Joe Biden – er hat die „moderaten Taliban“ gefunden. Woher die Zahlen stammen, sagt er nicht, aber nur 5% der Taliban sind „unkorrigierbar“ und 25% wissen nicht genau, wie sehr sie der Sache des Aufstands anhängen. Die übrigen 70% sind nur des Geldes wegen dabei. Die morden zwar, bespritzen Mädchen mit Säure, sprengen Heiligtümer, bringen täglich Ungläubige in die Hölle, aber alles nur, weil sie arm sind. Wir müssen ihnen nur einen Haufen Geld geben, dann lassen sie das ganz von alleine.

Heiko Flottau, Nahost-Journalist, Korrespondent für die Süddeutsche Zeitung und die Baseler Zeitung – die Terroristen-Aussperranlage – zu 95% Zaun – ist „eine eiserne Mauer“ und die Israelis sind schuld, dass der Oslo-Prozess nicht funktioniert hat, der die Mauer erst gar nicht nötig hätte sein lassen. Ansonsten schwadroniert er von israelischem Tun – palästinensischer Terror kommt weder in seinem Wörterbuch noch in seiner Schilderung der Nahost-Verhältnisse vor. Was er natürlich mit jüdischen Antisemiten belegt.
Und Frau Billerbeck von DeutschlandRadio „Kultur“ – die geriert sich als noch extremistischere Stichwortgeberin und faselt etwas vom „historischen Palästina“. Papageien plappern Terroristenpropaganda auch nicht schlechter nach.

Günter Lerch, FAZBereits Ende der siebziger Jahre hatte der 1935 in Safed in Galiläa Geborene [Mahmud Abbas, Mr. Moe], […], dafür geworben, sich mit den Israelis zu arrangieren. Da träumten andere in der PLO noch von der Vernichtung Israels, wie es jetzt wieder radikale Islamisten (theoretisch) propagieren.
Wolfgang Günter Lerch in seiner Verklärung des “Palästinenserpräsidenten” Abbas.

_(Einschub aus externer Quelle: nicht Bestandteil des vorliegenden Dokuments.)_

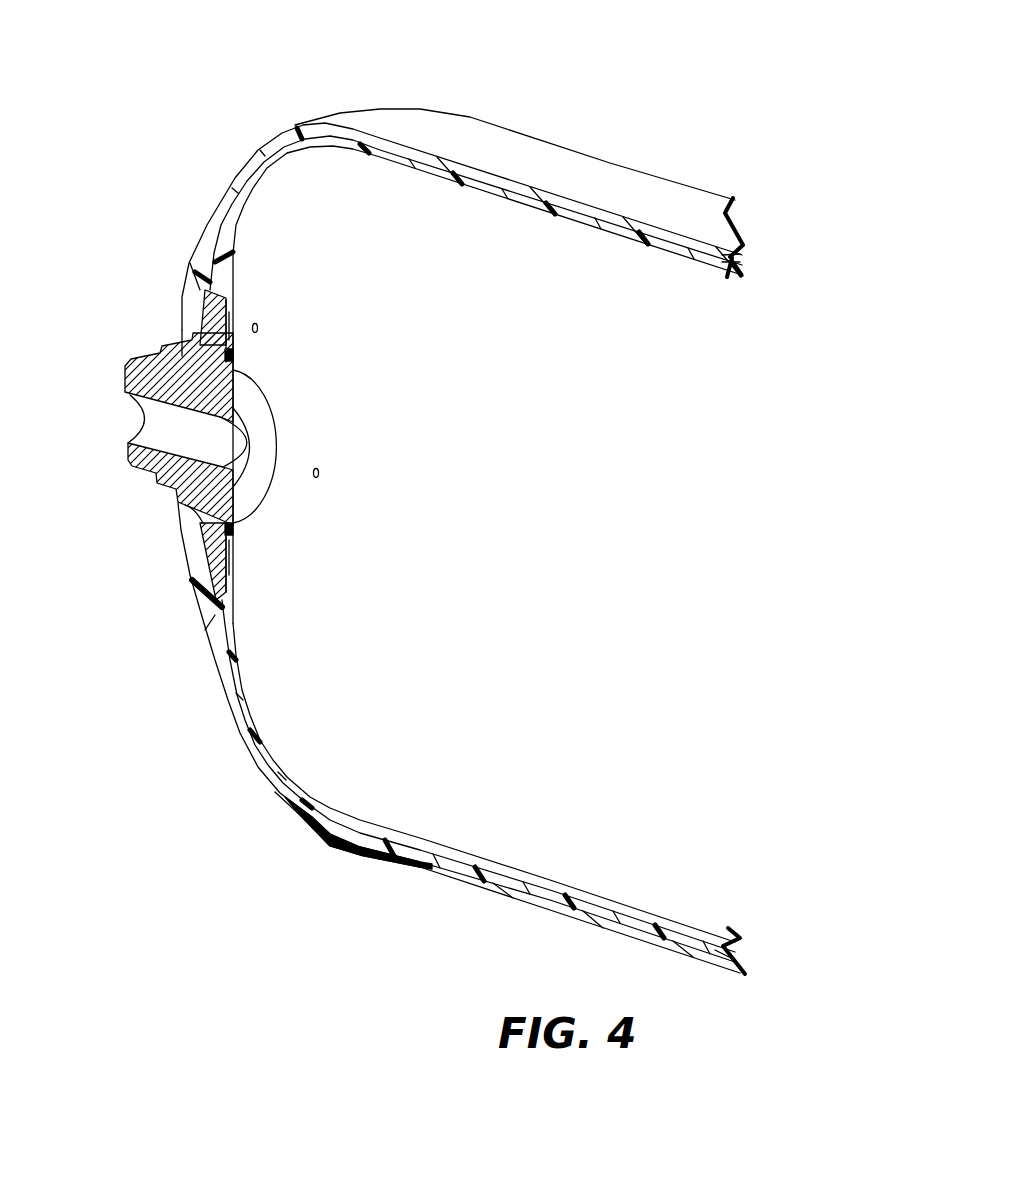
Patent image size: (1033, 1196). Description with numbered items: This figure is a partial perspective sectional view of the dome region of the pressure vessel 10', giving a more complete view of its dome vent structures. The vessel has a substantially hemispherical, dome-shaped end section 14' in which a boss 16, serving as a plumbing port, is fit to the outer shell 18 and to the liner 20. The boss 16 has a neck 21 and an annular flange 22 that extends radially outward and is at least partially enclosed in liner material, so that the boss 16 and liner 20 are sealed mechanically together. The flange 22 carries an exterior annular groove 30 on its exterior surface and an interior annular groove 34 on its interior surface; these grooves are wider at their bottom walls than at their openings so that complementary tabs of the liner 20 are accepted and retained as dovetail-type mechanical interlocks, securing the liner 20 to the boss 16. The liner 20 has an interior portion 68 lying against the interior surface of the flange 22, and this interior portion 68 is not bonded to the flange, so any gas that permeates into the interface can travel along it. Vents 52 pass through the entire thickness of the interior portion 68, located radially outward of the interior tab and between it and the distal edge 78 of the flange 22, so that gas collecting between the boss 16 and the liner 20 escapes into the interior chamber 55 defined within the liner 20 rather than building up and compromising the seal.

The pressure vessel 10' is at (434, 524).
The end section 14' is at (462, 178).
The boss 16 is at (122, 440).
The outer shell 18 is at (748, 258).
The liner 20 is at (740, 262).
The neck 21 is at (153, 462).
The annular flange 22 is at (203, 334).
The exterior annular groove 30 is at (215, 312).
The interior annular groove 34 is at (236, 352).
The vent 52 is at (260, 328).
The interior chamber 55 is at (463, 417).
The interior portion 68 is at (232, 322).
The distal edge 78 is at (198, 270).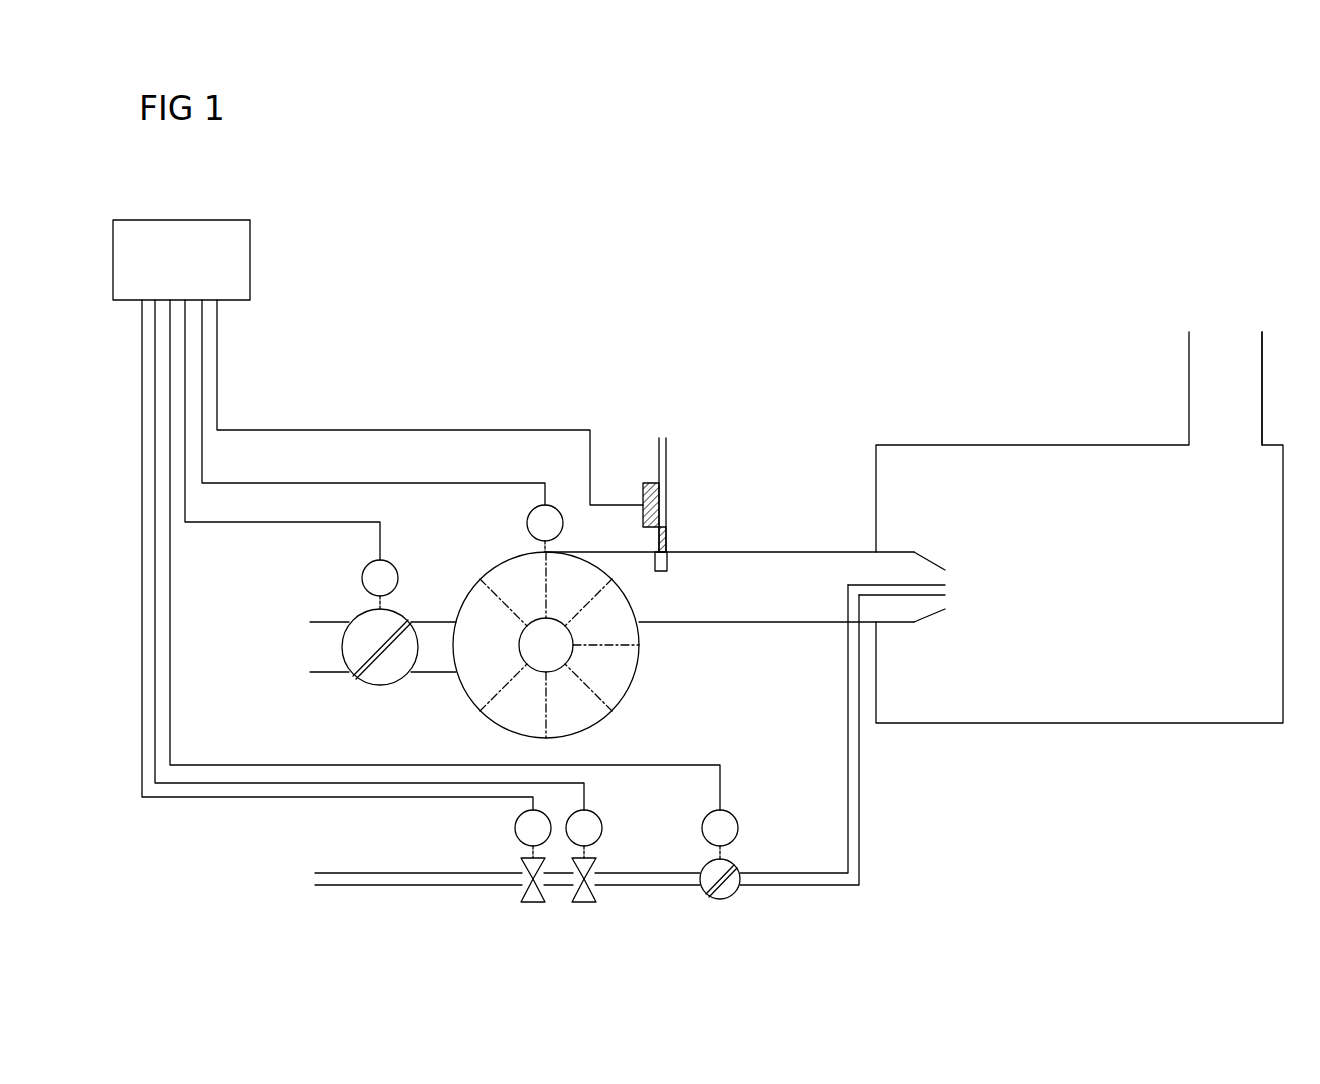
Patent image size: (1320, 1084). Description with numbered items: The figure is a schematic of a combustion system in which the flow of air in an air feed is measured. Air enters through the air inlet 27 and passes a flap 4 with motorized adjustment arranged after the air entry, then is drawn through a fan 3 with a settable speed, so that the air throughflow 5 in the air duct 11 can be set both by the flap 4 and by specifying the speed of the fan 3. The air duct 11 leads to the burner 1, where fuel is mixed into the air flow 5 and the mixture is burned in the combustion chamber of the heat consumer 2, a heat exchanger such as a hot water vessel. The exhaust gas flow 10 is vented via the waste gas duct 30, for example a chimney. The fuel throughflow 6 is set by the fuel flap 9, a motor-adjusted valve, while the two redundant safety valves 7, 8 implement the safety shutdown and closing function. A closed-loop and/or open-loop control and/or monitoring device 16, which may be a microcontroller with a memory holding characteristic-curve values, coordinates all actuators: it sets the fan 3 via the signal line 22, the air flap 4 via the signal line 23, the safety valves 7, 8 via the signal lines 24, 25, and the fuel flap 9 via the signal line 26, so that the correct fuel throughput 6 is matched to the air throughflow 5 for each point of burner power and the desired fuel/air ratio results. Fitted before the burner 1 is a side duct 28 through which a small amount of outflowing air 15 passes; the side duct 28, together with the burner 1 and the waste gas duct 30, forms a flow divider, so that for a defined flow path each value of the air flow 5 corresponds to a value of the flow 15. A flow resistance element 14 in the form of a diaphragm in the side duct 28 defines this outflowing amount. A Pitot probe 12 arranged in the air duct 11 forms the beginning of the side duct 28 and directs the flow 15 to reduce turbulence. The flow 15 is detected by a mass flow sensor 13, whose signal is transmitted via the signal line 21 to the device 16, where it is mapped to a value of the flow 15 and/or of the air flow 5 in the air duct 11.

The burner 1 is at (896, 578).
The heat consumer 2 is at (1079, 527).
The fan 3 is at (546, 621).
The flap with motorized adjustment 4 is at (380, 622).
The air throughflow 5 is at (286, 645).
The fuel throughflow 6 is at (285, 878).
The safety valve 7 is at (522, 856).
The safety valve 8 is at (587, 856).
The fuel flap 9 is at (727, 854).
The exhaust gas flow 10 is at (1223, 325).
The air duct 11 is at (730, 600).
The Pitot probe 12 is at (675, 567).
The mass flow sensor 13 is at (615, 479).
The flow resistance element 14 is at (678, 538).
The outflowing air 15 is at (662, 430).
The closed-loop and/or open-loop control and/or monitoring device 16 is at (181, 260).
The signal line 21 is at (430, 402).
The signal line 22 is at (373, 405).
The signal line 23 is at (282, 430).
The signal line 24 is at (337, 562).
The signal line 25 is at (384, 555).
The signal line 26 is at (460, 555).
The air inlet 27 is at (379, 647).
The side duct 28 is at (668, 495).
The waste gas duct 30 is at (1278, 388).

Wie eine “praktische” Propagierung des Judenmordes in Abgrenzung zur vermeintlich bloß “theoretischen” der Hamas & Co aussehen soll, verrät Lerch leider nicht. (Und vom Stufenplan der PLO hat er vermutlich auch noch nie gehört oder hält ihn für ebenso harmlos „theoretisch“ wie die Vernichtung Israels propagierenden radikalen Islamisten.)

Posener muss immer einen drauf setzen: Michael Miersch schreibt, dass es eigentlich langsam mal gut ist mit dem Thema, um das sich bei Posener und den anders Denkenden bei der Achse des Guten in letzter Zeit alles zu drehen scheint. Und dann kommt eine „Entschuldigung“, die auch nur als Angriff verstanden werden kann und keine Entschuldigung ist, sondern pure Giftspritzerei. Wenn der Typ sich da so missverstanden und ungeliebt fühlt, warum zieht er sich nicht zurück?

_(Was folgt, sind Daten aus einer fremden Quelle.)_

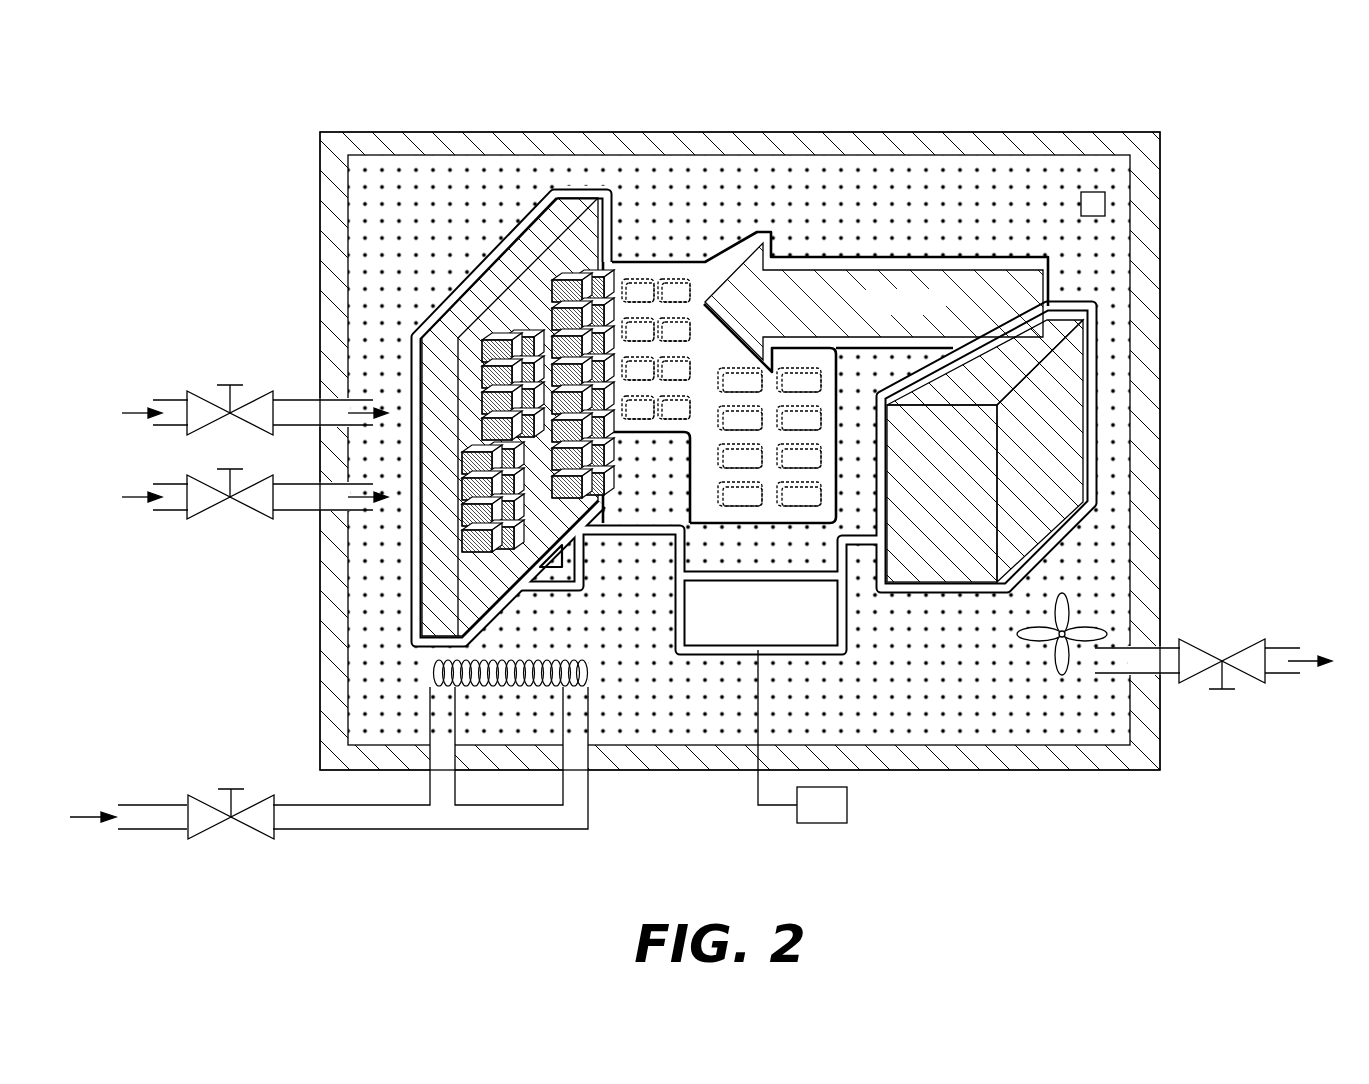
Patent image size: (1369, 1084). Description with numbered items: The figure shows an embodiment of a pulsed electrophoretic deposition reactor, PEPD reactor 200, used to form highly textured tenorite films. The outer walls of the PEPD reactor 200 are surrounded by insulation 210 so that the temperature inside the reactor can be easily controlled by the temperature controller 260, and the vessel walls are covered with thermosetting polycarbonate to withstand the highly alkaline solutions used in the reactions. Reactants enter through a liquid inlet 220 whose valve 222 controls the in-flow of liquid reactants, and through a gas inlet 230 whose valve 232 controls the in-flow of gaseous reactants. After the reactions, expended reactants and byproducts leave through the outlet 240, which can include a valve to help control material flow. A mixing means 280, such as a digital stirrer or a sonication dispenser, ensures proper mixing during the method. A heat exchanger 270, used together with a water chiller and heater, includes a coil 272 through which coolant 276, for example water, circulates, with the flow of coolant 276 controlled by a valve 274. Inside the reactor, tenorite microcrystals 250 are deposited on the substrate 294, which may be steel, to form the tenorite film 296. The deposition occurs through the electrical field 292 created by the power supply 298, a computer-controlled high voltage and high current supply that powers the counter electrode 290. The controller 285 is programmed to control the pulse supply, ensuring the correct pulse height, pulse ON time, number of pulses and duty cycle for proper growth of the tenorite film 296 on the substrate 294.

The PEPD reactor 200 is at (845, 100).
The insulation 210 is at (752, 132).
The liquid inlet 220 is at (133, 410).
The valve 222 is at (230, 385).
The gas inlet 230 is at (133, 500).
The valve 232 is at (230, 500).
The outlet 240 is at (1303, 664).
The tenorite microcrystals 250 is at (802, 505).
The temperature controller 260 is at (1090, 192).
The heat exchanger 270 is at (505, 830).
The coil 272 is at (587, 665).
The valve 274 is at (232, 820).
The coolant 276 is at (85, 820).
The mixing means 280 is at (1068, 634).
The controller 285 is at (802, 736).
The counter electrode 290 is at (1083, 410).
The electrical field 292 is at (930, 270).
The substrate 294 is at (577, 197).
The tenorite film 296 is at (558, 302).
The power supply 298 is at (843, 618).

Manchmal treten die Knallchargen gerne in Massen auf. Besonders, wenn es um den Nahen Osten geht. Und so trat ein ganzer Stoßtrupp Antisemitismus auf und fordert die Kandidaten des EU-Parlaments auf für die „sofortige und bedingungslose Entfernung“ der Hamas von der Liste der Terrororganisationen einzutreten. Und wo findet sich diese Liste? Na klar, bei der „antiimperialista“. Die ganze Truppe wurde dann völlig zu recht auch als „Die Antisemitische Internationale“ genannt. Sie suchen sich immer die schlimmsten Mordbanden raus, wenn es gegen Israel geht. Dass diese nichts Produktives für die PalAraber unternehmen, sondern lediglich an der Vernichtung Israels arbeiten wollen, zeigt den Charakter auch ihrer Fans. Arschlöcher hoch drei.

Und immer wieder findet sich jemand, der die Knallchargen in Richtung üble Arschlöcher der Gegenwart verlassen, z.B. Noam Chomsky.